Written by Kate Howell | Mar 30, 2026 7:55:46 PM

Life heats up quickly. Deadlines stack, priorities shift, and unexpected challenges appear. While we can’t control everything, we can control how we respond.

I’m learning that lesson at home these days. Life with preteens is a constant swirl of needs and opinions—rides, forgotten homework, dinner complaints—all at once. The energy is different than when they were little, but the intensity is still very real.

Sometimes I catch myself in the middle of it, feeling that familiar surge of frustration. Instead of reacting, I pause: a hand on my heart, a slow breath in, a soft exhale. I remind myself peace and ease are already here. In that small moment, something shifts.
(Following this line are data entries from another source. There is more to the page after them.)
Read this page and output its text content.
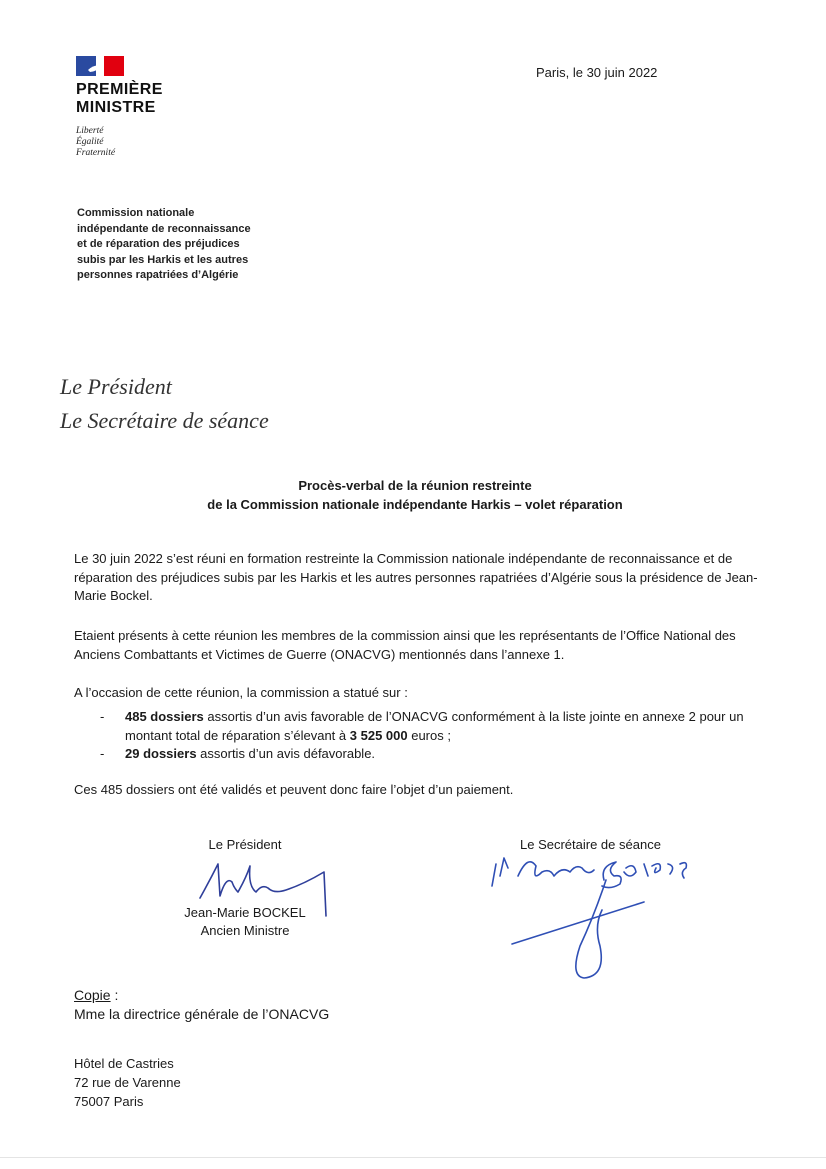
PREMIÈRE
MINISTRE
Liberté
Égalité
Fraternité
Paris, le 30 juin 2022
Commission nationale indépendante de reconnaissance et de réparation des préjudices subis par les Harkis et les autres personnes rapatriées d’Algérie
Le Président
Le Secrétaire de séance
Procès-verbal de la réunion restreinte
de la Commission nationale indépendante Harkis – volet réparation
Le 30 juin 2022 s’est réuni en formation restreinte la Commission nationale indépendante de reconnaissance et de réparation des préjudices subis par les Harkis et les autres personnes rapatriées d’Algérie sous la présidence de Jean-Marie Bockel.
Etaient présents à cette réunion les membres de la commission ainsi que les représentants de l’Office National des Anciens Combattants et Victimes de Guerre (ONACVG) mentionnés dans l’annexe 1.
A l’occasion de cette réunion, la commission a statué sur :

- 485 dossiers assortis d’un avis favorable de l’ONACVG conformément à la liste jointe en annexe 2 pour un montant total de réparation s’élevant à 3 525 000 euros ;

- 29 dossiers assortis d’un avis défavorable.

Ces 485 dossiers ont été validés et peuvent donc faire l’objet d’un paiement.
Le Président
Jean-Marie BOCKEL
Ancien Ministre
Le Secrétaire de séance
Copie :
Mme la directrice générale de l’ONACVG
Hôtel de Castries
72 rue de Varenne
75007 Paris
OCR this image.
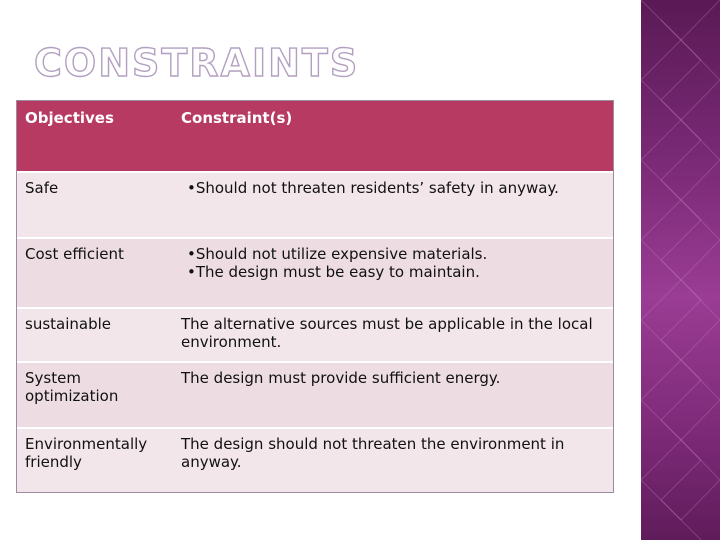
CONSTRAINTS
Objectives	Constraint(s)
Safe	•Should not threaten residents’ safety in anyway.

Cost efficient	•Should not utilize expensive materials.
•The design must be easy to maintain.

sustainable	The alternative sources must be applicable in the local environment.

System optimization	The design must provide sufficient energy.

Environmentally friendly	The design should not threaten the environment in anyway.
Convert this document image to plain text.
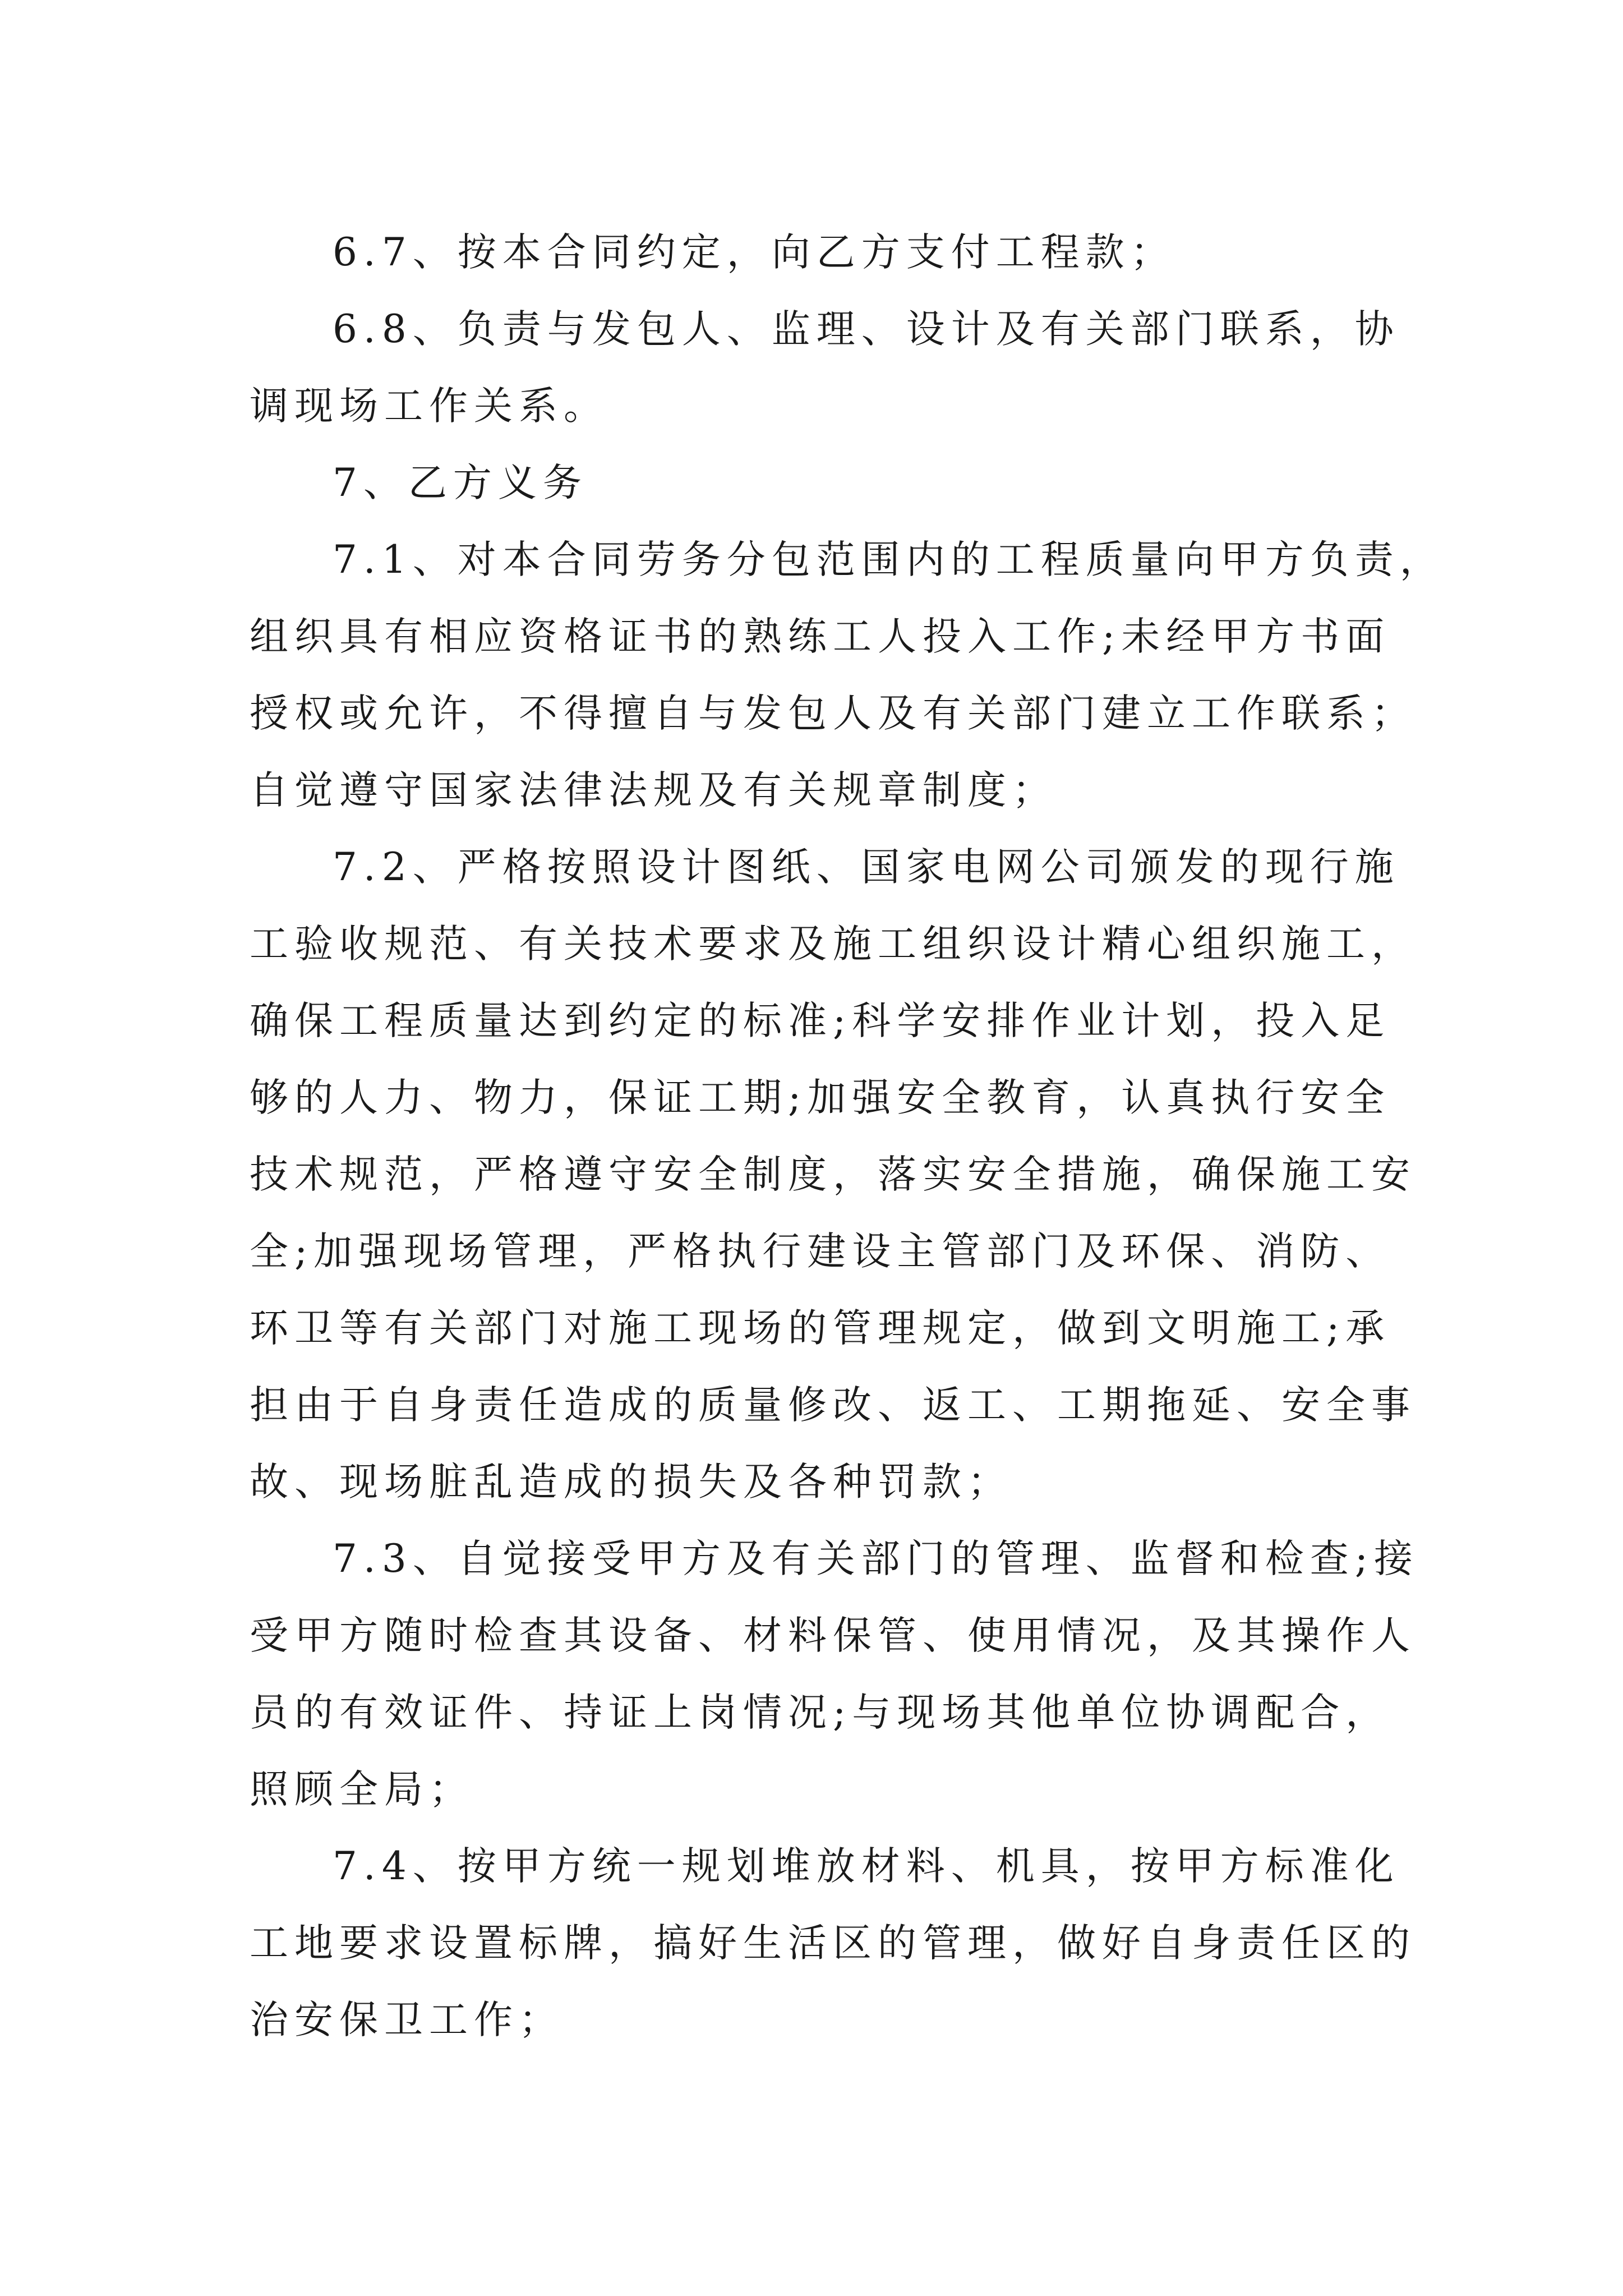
6.7、按本合同约定，向乙方支付工程款；
6.8、负责与发包人、监理、设计及有关部门联系，协
调现场工作关系。
7、乙方义务
7.1、对本合同劳务分包范围内的工程质量向甲方负责，
组织具有相应资格证书的熟练工人投入工作;未经甲方书面
授权或允许，不得擅自与发包人及有关部门建立工作联系；
自觉遵守国家法律法规及有关规章制度；
7.2、严格按照设计图纸、国家电网公司颁发的现行施
工验收规范、有关技术要求及施工组织设计精心组织施工，
确保工程质量达到约定的标准;科学安排作业计划，投入足
够的人力、物力，保证工期;加强安全教育，认真执行安全
技术规范，严格遵守安全制度，落实安全措施，确保施工安
全;加强现场管理，严格执行建设主管部门及环保、消防、
环卫等有关部门对施工现场的管理规定，做到文明施工;承
担由于自身责任造成的质量修改、返工、工期拖延、安全事
故、现场脏乱造成的损失及各种罚款；
7.3、自觉接受甲方及有关部门的管理、监督和检查;接
受甲方随时检查其设备、材料保管、使用情况，及其操作人
员的有效证件、持证上岗情况;与现场其他单位协调配合，
照顾全局；
7.4、按甲方统一规划堆放材料、机具，按甲方标准化
工地要求设置标牌，搞好生活区的管理，做好自身责任区的
治安保卫工作；
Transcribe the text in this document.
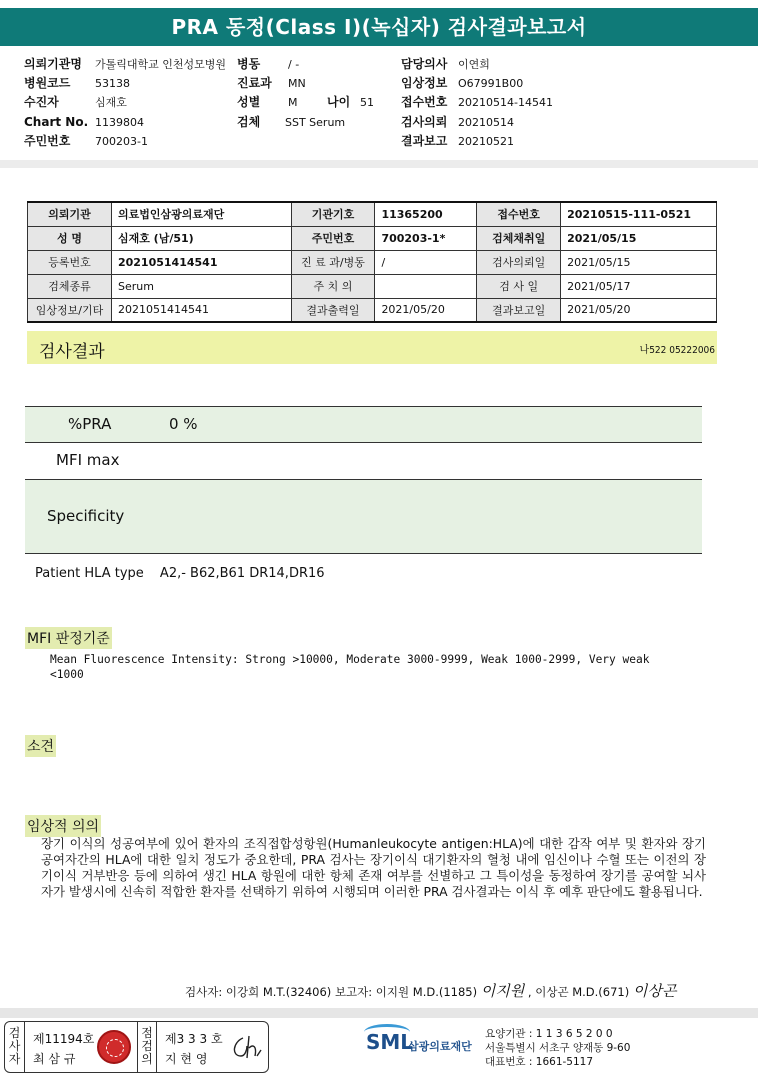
PRA 동정(Class I)(녹십자) 검사결과보고서
의뢰기관명 가톨릭대학교 인천성모병원
병원코드 53138
수진자	심재호
Chart No. 1139804
주민번호 700203-1
병동	/ -
진료과 MN
성별	M 나이 51
검체 SST Serum
담당의사 이연희
임상정보 O67991B00
접수번호 20210514-14541
검사의뢰 20210514
결과보고 20210521
의뢰기관	의료법인삼광의료재단	기관기호	11365200	접수번호	20210515-111-0521
성 명	심재호 (남/51)	주민번호	700203-1*	검체채취일	2021/05/15
등록번호	2021051414541	진 료 과/병동	/	검사의뢰일	2021/05/15
검체종류	Serum	주 치 의		검 사 일	2021/05/17
임상정보/기타	2021051414541	결과출력일	2021/05/20	결과보고일	2021/05/20
검사결과	나522 05222006
%PRA	0 %
MFI max
Specificity
Patient HLA type A2,- B62,B61 DR14,DR16
MFI 판정기준
Mean Fluorescence Intensity: Strong >10000, Moderate 3000-9999, Weak 1000-2999, Very weak
<1000
소견
임상적 의의
장기 이식의 성공여부에 있어 환자의 조직접합성항원(Humanleukocyte antigen:HLA)에 대한 감작 여부 및 환자와 장기공여자간의 HLA에 대한 일치 정도가 중요한데, PRA 검사는 장기이식 대기환자의 혈청 내에 임신이나 수혈 또는 이전의 장기이식 거부반응 등에 의하여 생긴 HLA 항원에 대한 항체 존재 여부를 선별하고 그 특이성을 동정하여 장기를 공여할 뇌사자가 발생시에 신속히 적합한 환자를 선택하기 위하여 시행되며 이러한 PRA 검사결과는 이식 후 예후 판단에도 활용됩니다.
검사자: 이강희 M.T.(32406) 보고자: 이지원 M.D.(1185) 이지원 , 이상곤 M.D.(671) 이상곤
검사자
제11194호
최 삼 규
점검의
제3 3 3 호
지 현 영
SML
삼광의료재단
요양기관 : 1 1 3 6 5 2 0 0
서울특별시 서초구 양재동 9-60
대표번호 : 1661-5117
I don’t control the chaos, but I regain a sense of choice in how I respond. The pause is everything. It’s where options appear, where we see we don’t have to lash out in distress.

Why Thinking Traps Happen

In moments of overwhelm, we tend to think quickly but not clearly. Under stress, the prefrontal cortex—the part of the brain that helps us reason and plan—takes a back seat. Primal instincts and old habits kick in, and we rely on whatever has worked in the past. That’s when thinking traps take hold.

“Thinking traps are habitual, often unconscious patterns of negative thinking that undermine resilience and well-being.” – Martin Seligman & Karen Reivich

Some common thinking traps include:

  • Personalizing – blaming yourself for outcomes beyond your control
  • Externalizing – blaming others or circumstances
  • Mind Reading – assuming you know what others are thinking or feeling

Awareness is key. Noticing when these traps appear is the first step toward interrupting them and choosing a more balanced response.

A Simple Practice to Interrupt Thinking Traps

Try a brief, intentional pause when stress rises: STOP, DROP, and BREATHE

  • Stop and notice what you are feeling
  • Drop into your body: feet on the floor, hands on your heart
  • Breathe slowly and intentionally, even one or two deep breaths

This practice brings your thinking brain back online, allowing you to assess the situation clearly. From there, you can ask if a thinking trap is at play and respond with greater resilience, perspective, and calm.

Key Takeaway

Resilience isn’t about controlling everything around us. It’s about building the capacity to pause, notice, and choose. The more you practice, the more your responses—and your results—shift in meaningful ways.